De oude Remi vertelt deze verhalen aan een student die hem na jaren weer heeft opgezocht omdat hij zijn scriptie over een angstpsychose voor krokodillen van de Yaka’s in voormalig Congo alsnog wil afmaken. Deze student reist voor zijn onderzoek naar het huidige Congo om te kijken en te ondergaan wat er nog terug te vinden is van het leven dat zijn oude leermeester daar ooit leidde. En van diens verlangen naar betekenis.
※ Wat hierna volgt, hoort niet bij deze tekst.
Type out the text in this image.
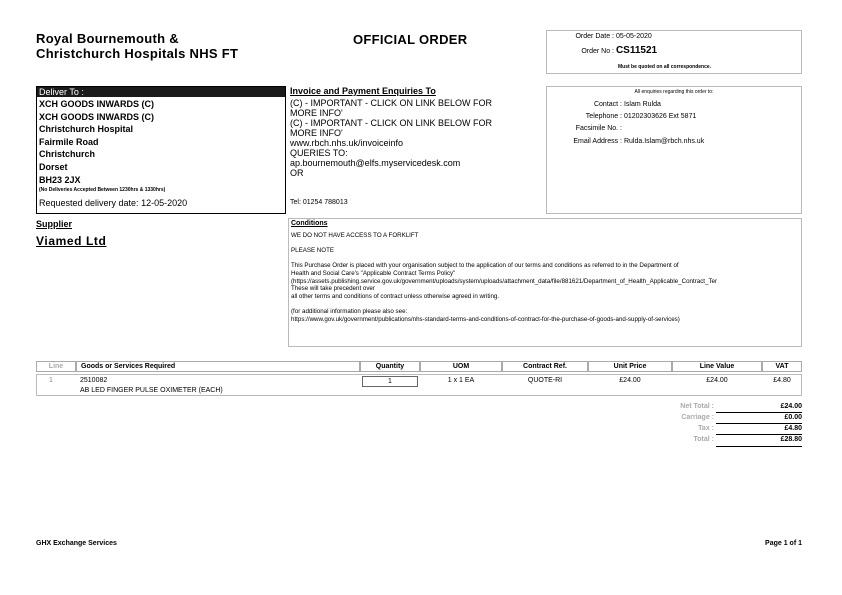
Royal Bournemouth &
Christchurch Hospitals NHS FT
OFFICIAL ORDER	Order Date : 05-05-2020
Order No : CS11521
Must be quoted on all correspondence.
Deliver To :
XCH GOODS INWARDS (C)
XCH GOODS INWARDS (C)
Christchurch Hospital
Fairmile Road
Christchurch
Dorset
BH23 2JX
(No Deliveries Accepted Between 1230hrs & 1330hrs)
Requested delivery date: 12-05-2020
Invoice and Payment Enquiries To
(C) - IMPORTANT - CLICK ON LINK BELOW FOR
MORE INFO'
(C) - IMPORTANT - CLICK ON LINK BELOW FOR
MORE INFO'
www.rbch.nhs.uk/invoiceinfo
QUERIES TO:
ap.bournemouth@elfs.myservicedesk.com
OR
Tel: 01254 788013
All enquiries regarding this order to:
Contact : Islam Rulda
Telephone : 01202303626 Ext 5871
Facsimile No. :
Email Address : Rulda.Islam@rbch.nhs.uk
Supplier
Viamed Ltd
Conditions
WE DO NOT HAVE ACCESS TO A FORKLIFT

PLEASE NOTE

This Purchase Order is placed with your organisation subject to the application of our terms and conditions as referred to in the Department of
Health and Social Care's "Applicable Contract Terms Policy"
(https://assets.publishing.service.gov.uk/government/uploads/system/uploads/attachment_data/file/881621/Department_of_Health_Applicable_Contract_Ter
These will take precedent over
all other terms and conditions of contract unless otherwise agreed in writing.

(for additional information please also see:
https://www.gov.uk/government/publications/nhs-standard-terms-and-conditions-of-contract-for-the-purchase-of-goods-and-supply-of-services)
Line	Goods or Services Required	Quantity	UOM	Contract Ref.	Unit Price	Line Value	VAT
1	2510082
AB LED FINGER PULSE OXIMETER (EACH)
1	1 x 1 EA	QUOTE-RI	£24.00	£24.00	£4.80
Net Total :	£24.00
Carriage :	£0.00
Tax :	£4.80
Total :	£28.80
GHX Exchange Services	Page 1 of 1
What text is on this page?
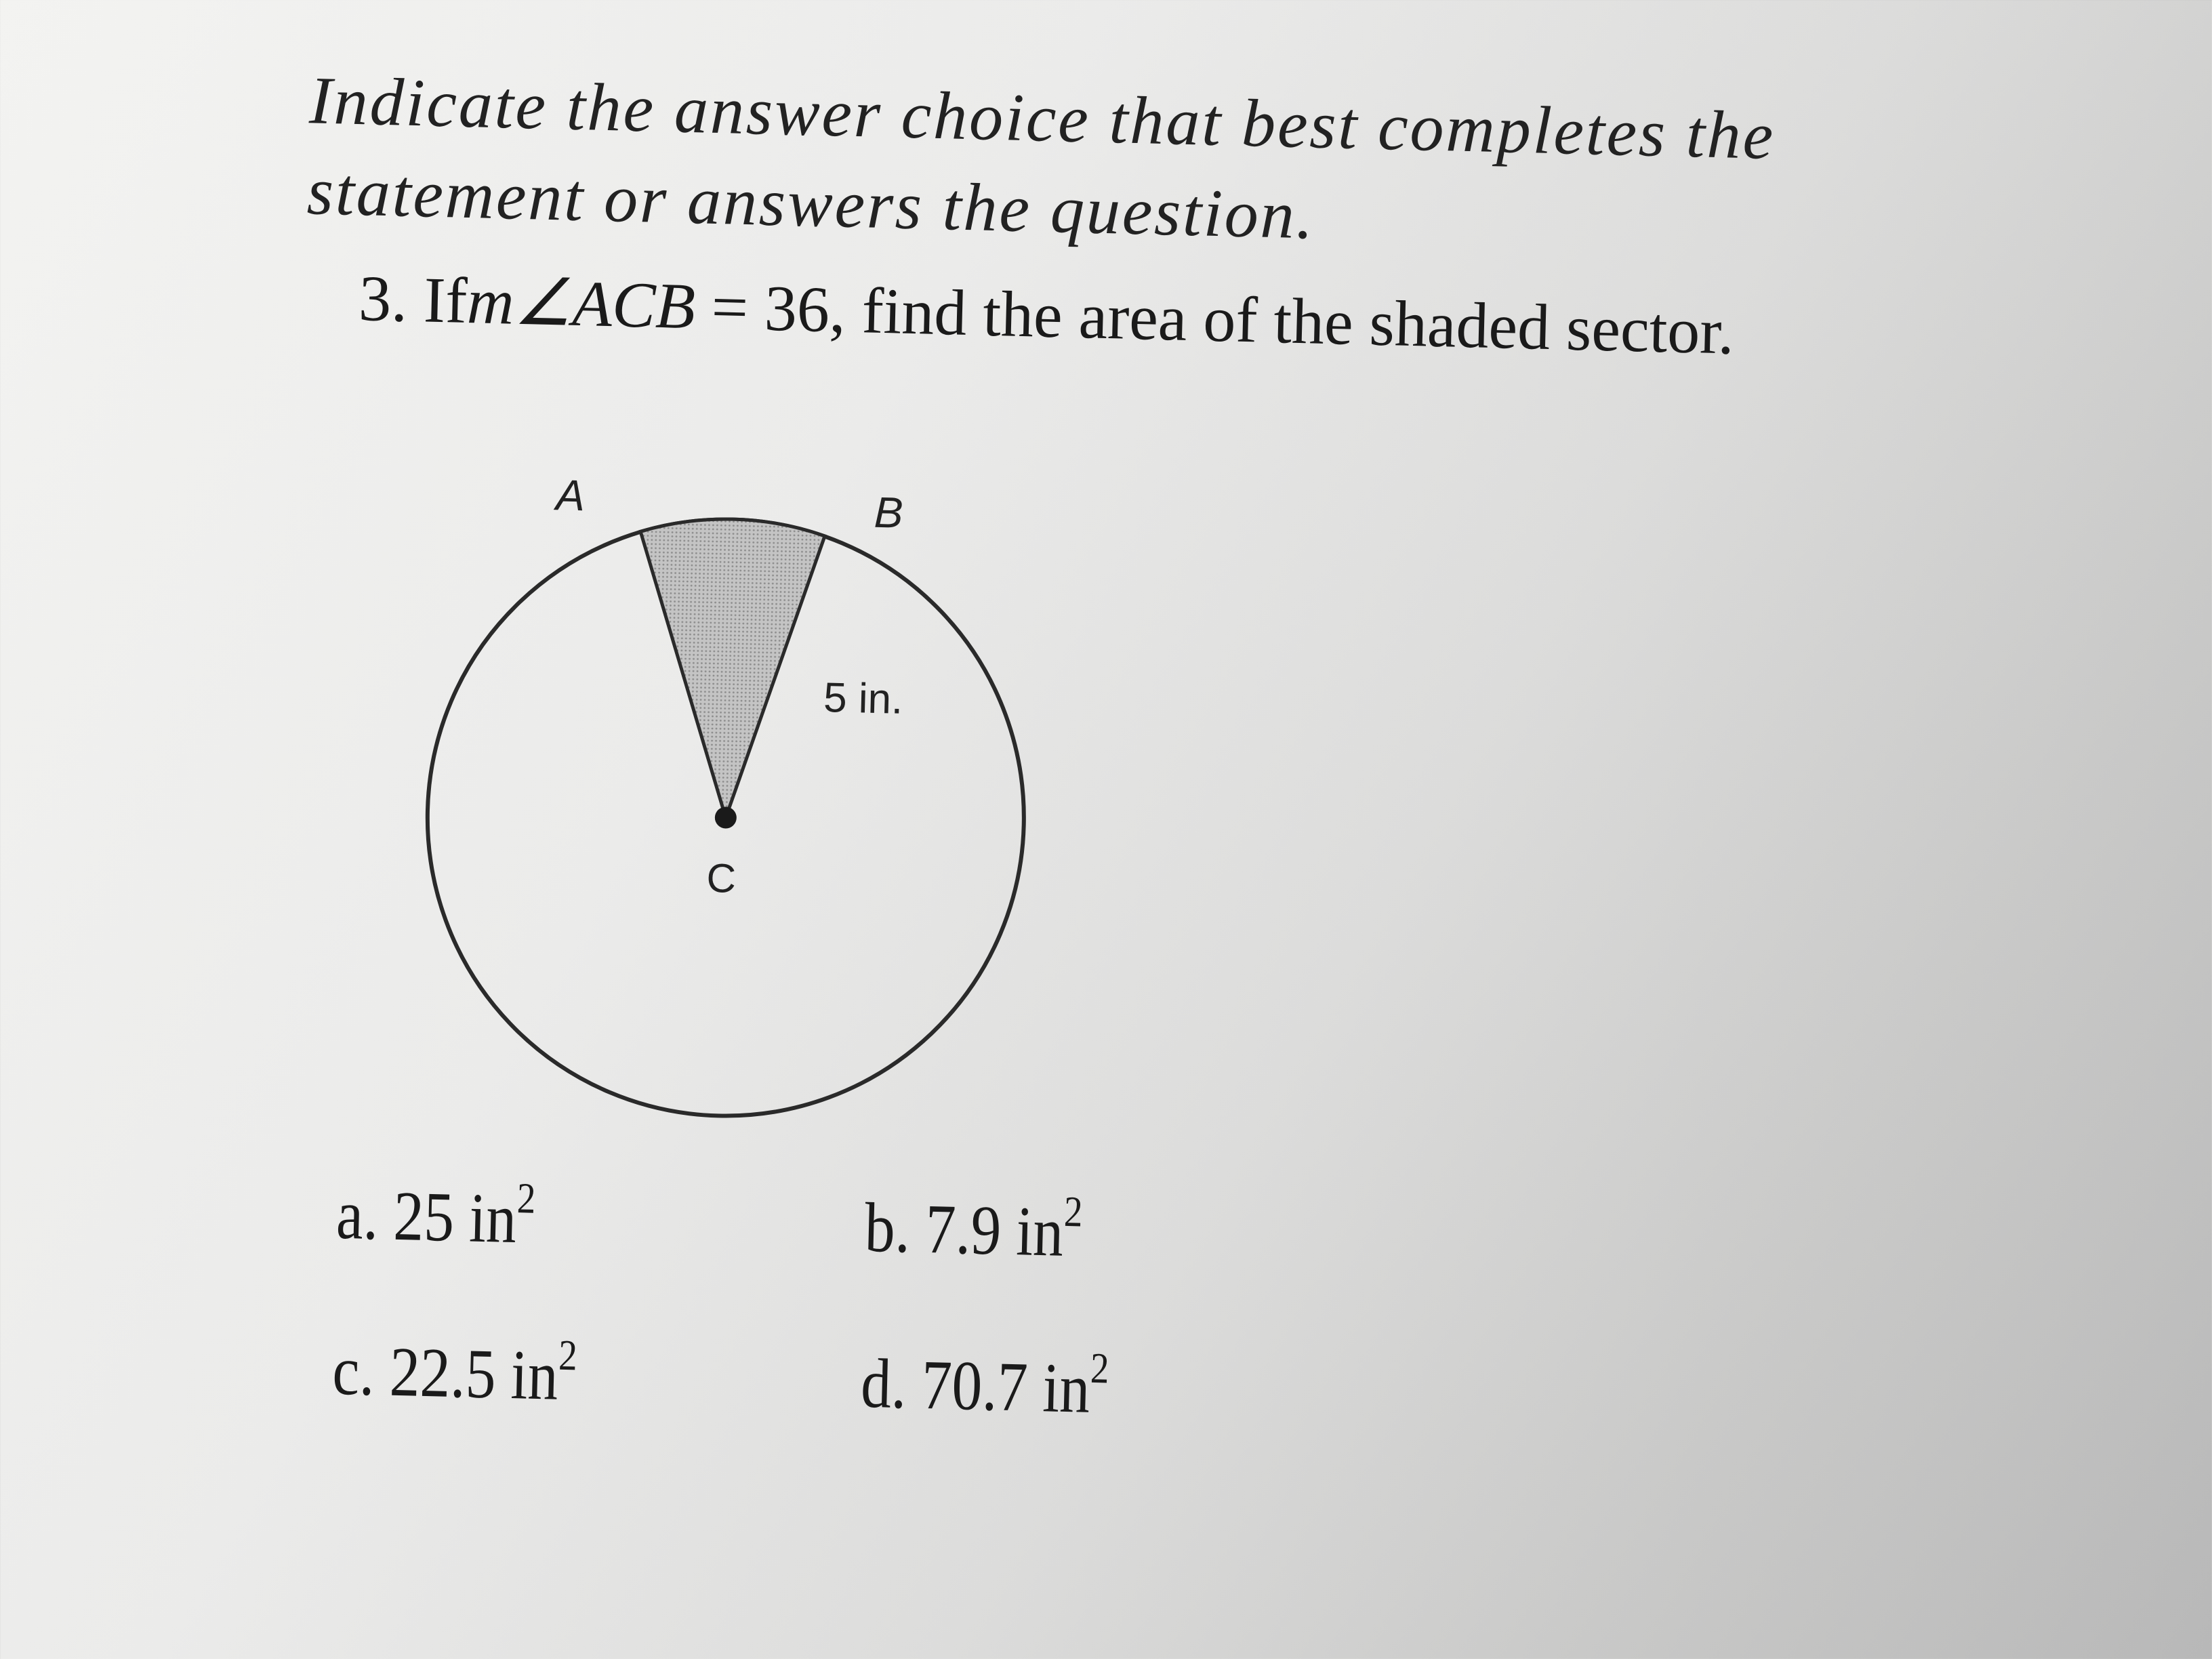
Indicate the answer choice that best completes the
statement or answers the question.
3. Ifm∠ACB = 36, find the area of the shaded sector.
A	B
C
5 in.
a. 25 $in^2$	b. 7.9 $in^2$
c. 22.5 $in^2$	d. 70.7 $in^2$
Ik merk dat ik deze roman hierboven terugbracht tot een tamelijk abstracte zoektocht naar ‘het ware’. Maar daarmee kom je er niet, zo’n samenvatting neemt alle kracht ervan weg. Vergeet het allemaal maar. Dit is een concrete roman over het ‘gewone’ leven van paters in Congo, lang geleden, en daar dus het ongewone van. Wat dreef hen, hoe keken ze, wat dachten ze? We kijken naar ze met de ogen van Remi en zijn latere student, met de ogen van de schrijver bedoel ik natuurlijk: we kijken naar de mensen daar, de kolonialen, de landschappen en de raadselachtige gebeurtenissen. Dit boek is geen antropologische studie naar gebruiken van vreemde stammen, maar een poging het gewone van een samenleving, ook onze samenleving, in een ander en betekenisvoller licht te zien.

Peeters zette hiertoe een stijl in die op zoek is naar magie, een betere term weet ik zo gauw niet. Hij zoekt haar, al zijn personages zoeken haar, de roman is er helemaal van vervuld. Op zoek naar magie. Hij ziet haar, niet alleen in de dansen en de rituelen vroeger en nu van de Yaka’s in Congo. Ook hier, nu, overal: ‘Onderweg, langs de lange uitgestrekte weg voorbij Waver, verscheen een fel verlicht voetbalveld.’ ‘Toen de zon opkwam boven de Yitaanda dampte de wereld.’ Literatuur is magie en Peeters is een belangrijke tovenaar.